Presenter: Amy Seif Hattan, Thornton Tomasetti
As the Corporate Sustainability Officer for Thornton Tomasetti, Amy Seif Hattan is responsible for "greening" the corporation's business operations across more than 50 office locations and for achieving greenhouse gas emissions reduction goals internally and externally in the firm's engineering projects. She leads Thornton Tomasetti's Embodied Carbon Lab and is on the Board of the Carbon Leadership Forum. With 25 years experience working in the field of sustainability, Amy was an early initiator of campus sustainability efforts at the University of New Hampshire and Middlebury College, and she worked across campuses as senior staff at Second Nature, the organization that founded the American College and University Presidents Climate Commitment. She received a Masters of Public Administration of the Harvard University Kennedy School, where she focused on climate change policy and organizational change.
Thursday, September 19, 2019 - 1:00 EDT
Environmental Impacts of the Life Cycle of Alluvial Gold Mining in the Peruvian Amazon Rainforest
Alluvial gold mining activities in the Peruvian Amazon rainforest are responsible for mercury emissions and deforestation.
This study uses life cycle assessment methodologies on currently available gold recovery systems to identify the direct relationships between environmental impacts on human toxicity, freshwater ecotoxicity and climate change. Results show that human toxicity values are governed by mercury emissions in gold recovery activities, and freshwater ecotoxicity is driven by diesel engines used in ore extraction and transportation. Moreover, deforestation is contributing to the impacts of climate change. Important to note is that, beyond the environmental burdens related to alluvial goldmining, there are impacts affecting the social, cultural, and economic dimensions that will still need to be analyzed to ensure a comprehensive understanding of the system. In this study, four predominant extraction systems and three scenarios that reflect currently available gold recovery systems were modelled; the USEtox and IPCC life cycle impact assessment methodologies were used.
Presenter: Ramzy Kahhat, Ph.D, Professor Pontificia Universidad Católica del Perú
Ramzy Kahhat is a Professor at the Department of Engineering at Pontificia Universidad Católica del Perú.

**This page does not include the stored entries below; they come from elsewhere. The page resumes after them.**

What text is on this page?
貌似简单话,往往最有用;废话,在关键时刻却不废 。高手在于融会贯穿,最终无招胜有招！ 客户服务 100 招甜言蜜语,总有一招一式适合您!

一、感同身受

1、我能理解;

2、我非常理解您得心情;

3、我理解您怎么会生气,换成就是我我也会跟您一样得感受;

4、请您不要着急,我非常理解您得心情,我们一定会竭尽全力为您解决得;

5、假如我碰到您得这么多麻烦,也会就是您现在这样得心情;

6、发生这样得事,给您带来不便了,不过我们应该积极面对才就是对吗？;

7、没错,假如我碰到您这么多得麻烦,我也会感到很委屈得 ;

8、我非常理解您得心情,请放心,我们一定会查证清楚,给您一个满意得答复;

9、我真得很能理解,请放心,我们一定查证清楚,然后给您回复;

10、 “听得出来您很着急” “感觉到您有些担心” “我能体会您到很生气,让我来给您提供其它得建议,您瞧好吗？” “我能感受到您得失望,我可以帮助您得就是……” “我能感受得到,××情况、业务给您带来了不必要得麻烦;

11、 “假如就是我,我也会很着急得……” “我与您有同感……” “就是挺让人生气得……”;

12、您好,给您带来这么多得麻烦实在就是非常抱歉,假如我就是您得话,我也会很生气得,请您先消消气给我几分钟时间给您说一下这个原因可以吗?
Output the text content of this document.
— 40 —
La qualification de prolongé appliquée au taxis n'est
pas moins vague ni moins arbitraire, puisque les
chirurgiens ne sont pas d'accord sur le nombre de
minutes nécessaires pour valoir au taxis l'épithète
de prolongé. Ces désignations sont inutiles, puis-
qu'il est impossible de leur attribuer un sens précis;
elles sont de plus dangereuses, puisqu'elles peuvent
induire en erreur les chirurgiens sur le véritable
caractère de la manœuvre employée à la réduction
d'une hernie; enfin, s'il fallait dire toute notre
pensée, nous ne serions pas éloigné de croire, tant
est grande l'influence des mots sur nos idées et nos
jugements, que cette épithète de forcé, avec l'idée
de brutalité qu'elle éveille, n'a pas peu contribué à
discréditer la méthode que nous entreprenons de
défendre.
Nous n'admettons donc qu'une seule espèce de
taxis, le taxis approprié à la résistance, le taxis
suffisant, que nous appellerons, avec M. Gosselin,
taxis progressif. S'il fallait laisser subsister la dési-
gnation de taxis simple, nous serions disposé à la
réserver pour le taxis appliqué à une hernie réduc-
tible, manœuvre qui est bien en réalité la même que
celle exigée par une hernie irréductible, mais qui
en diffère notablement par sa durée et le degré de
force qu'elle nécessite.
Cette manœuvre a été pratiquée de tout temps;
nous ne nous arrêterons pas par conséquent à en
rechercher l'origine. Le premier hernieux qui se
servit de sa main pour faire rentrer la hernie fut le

Ramzy obtained his PhD and MSE in Civil and Environmental Engineering at Arizona State University. He is a broadly trained civil and environmental engineer applying concepts and methods from Sustainable Engineering, Industrial Ecology, and Earth Systems Engineering and Management. He is particularly skilled in the use of Material Flow Analysis (MFA) and Life Cycle Assessments (LCA). His expertise in these areas have been used in several research studies, such as sustainable management of solid waste, LCA of civil infrastructure, energy systems and agricultural products, MFA of electronic materials and construction materials, urban stocks, characterization of debris generated by natural disasters, others.